How will EPR in E-Waste Management Prove Beneficial for the Environment?

 India is one of the hugest producers of electronic waste in the world. In 2016, the Centre notified EPR E-waste Management Rules and one of its highlights was the opinion of Extended Producer Responsibility (EPR). It means the manufacturers of electric and electronic appliances must expedite their number and return it to authorized dismantlers or recyclers. However, despite two-and-a-half years later the law was passed, there is limited proof that it is being performed.

According to Thiel, technology will matter more than globalization in the coming times. Because he reasons, without this, China will double air infection if it doubles its energy creation over the next decade. If every Indian household drops up living the system the Americans currently do, the result would be an environmental catastrophe.
This catastrophe increases too much more than just air. With the radical increase in the number of electrical and electronic equipment (EEE), the waste dumped after a product finishes its life further creates enormous damage to the environment.
Much electrical and electronic equipment (EEE) is material that should not end up in the environment. Like arsenic in mobile phones, lead in CRT glass, mercury in light bulbs, and so on. Then there are metals like gold, palladium, silver, copper, and tin. On the face of it, the financial incentive to remove metals from EEE seems high. But it covers a problem which can immediately escalate.
According to the Environment Ministry, nearly 1.7 million tonnes of e-waste was generated in India in 2014. With this number progressing at the time of four to five percent yearly, the environment and to health and well-being face many threats.
Due to violations in breaking down non-working laptops, cell-phones, and other goods – in India, done by hand or roughly burnt – e-waste doesn’t get correctly recycled. The trash from EEE gets dumped in rivers, drains, and/or disposed of in solid waste dumpsites. Over time, this diminishes land and water feature.
The wastage from EEE also affects health issues for workers who deal with it and people on the land adjacent. These health matters involve seizures, nose bleeds, retarded children, skin cancer, paralysis, and even death.

Role of the Extended Producer Responsibility
Extended Producer Responsibility (EPR) in waste management aims to cover the environmental costs compared with goods during their lifecycle into the values of products.
The current Indian gov
ernment has made producers of EEE below this ambit also, which is a positive move toward managing e-waste better.

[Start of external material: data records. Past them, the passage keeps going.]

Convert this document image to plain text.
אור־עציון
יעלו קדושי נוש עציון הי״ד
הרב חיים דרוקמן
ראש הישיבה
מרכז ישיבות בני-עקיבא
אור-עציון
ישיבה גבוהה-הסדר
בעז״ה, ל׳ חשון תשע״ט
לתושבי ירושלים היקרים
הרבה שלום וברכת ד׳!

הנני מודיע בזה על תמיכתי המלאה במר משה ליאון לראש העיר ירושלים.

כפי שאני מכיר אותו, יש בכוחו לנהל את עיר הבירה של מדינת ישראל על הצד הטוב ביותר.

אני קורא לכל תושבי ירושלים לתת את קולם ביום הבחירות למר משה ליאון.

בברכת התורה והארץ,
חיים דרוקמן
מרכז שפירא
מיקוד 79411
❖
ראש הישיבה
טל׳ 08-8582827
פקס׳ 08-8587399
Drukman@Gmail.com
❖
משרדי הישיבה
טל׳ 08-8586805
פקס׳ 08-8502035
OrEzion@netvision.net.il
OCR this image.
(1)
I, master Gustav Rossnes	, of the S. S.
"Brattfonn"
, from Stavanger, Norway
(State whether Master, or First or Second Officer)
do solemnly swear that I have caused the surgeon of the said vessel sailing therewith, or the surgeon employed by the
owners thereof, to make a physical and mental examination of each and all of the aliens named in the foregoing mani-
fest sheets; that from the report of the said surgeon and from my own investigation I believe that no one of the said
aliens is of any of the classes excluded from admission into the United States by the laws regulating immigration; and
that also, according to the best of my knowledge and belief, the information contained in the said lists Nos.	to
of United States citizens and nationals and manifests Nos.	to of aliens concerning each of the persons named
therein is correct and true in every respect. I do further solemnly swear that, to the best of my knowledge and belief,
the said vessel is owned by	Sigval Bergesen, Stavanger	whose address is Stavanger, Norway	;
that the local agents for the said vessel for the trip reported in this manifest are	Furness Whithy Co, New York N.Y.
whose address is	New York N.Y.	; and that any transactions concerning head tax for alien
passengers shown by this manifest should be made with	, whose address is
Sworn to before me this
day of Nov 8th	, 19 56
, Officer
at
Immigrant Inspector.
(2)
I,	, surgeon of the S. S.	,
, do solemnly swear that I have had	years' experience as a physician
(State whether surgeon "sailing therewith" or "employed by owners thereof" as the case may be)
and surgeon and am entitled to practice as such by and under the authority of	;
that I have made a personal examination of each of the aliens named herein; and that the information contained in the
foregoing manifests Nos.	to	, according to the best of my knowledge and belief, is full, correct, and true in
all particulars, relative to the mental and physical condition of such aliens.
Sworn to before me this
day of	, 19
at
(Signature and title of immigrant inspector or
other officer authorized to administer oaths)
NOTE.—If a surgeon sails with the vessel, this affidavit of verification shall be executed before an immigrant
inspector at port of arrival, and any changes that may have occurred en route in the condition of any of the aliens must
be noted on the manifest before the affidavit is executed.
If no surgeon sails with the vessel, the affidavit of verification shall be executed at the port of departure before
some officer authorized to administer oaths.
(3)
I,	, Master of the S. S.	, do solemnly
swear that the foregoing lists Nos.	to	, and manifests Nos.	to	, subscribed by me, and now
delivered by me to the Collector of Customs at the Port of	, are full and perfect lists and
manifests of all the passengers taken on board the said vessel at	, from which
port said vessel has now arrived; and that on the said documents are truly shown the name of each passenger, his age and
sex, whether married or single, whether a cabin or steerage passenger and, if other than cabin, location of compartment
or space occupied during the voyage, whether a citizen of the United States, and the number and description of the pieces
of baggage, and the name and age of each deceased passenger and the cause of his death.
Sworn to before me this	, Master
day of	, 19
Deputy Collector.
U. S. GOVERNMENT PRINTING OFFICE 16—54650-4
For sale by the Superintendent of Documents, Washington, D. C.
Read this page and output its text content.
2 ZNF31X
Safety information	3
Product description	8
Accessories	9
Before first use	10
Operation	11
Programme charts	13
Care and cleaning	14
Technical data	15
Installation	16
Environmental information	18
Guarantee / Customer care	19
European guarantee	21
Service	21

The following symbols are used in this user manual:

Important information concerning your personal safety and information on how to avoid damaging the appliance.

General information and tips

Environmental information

While the differences of functions under the EPR concept are still being refined, adding producers to maintain equipment after their ‘end of life’ will positively affect the environment in many ways.
For one, producers will begin innovating to assure minimum deposit after EEE reach their end life. This will start to advance in technology which is the requirement of the hour to promote the environment’s (and human beings’) well-being.
Second, the government has stated that dealers or retailers "shall return the amount as per the take-back system or deposit return scheme of the producer to the depositor of e-waste". And refurbishes must direct those wastes to approved recyclers. So, the best incentive will support more people to process e-waste properly rather than partially remove useful commodities and dump the remaining.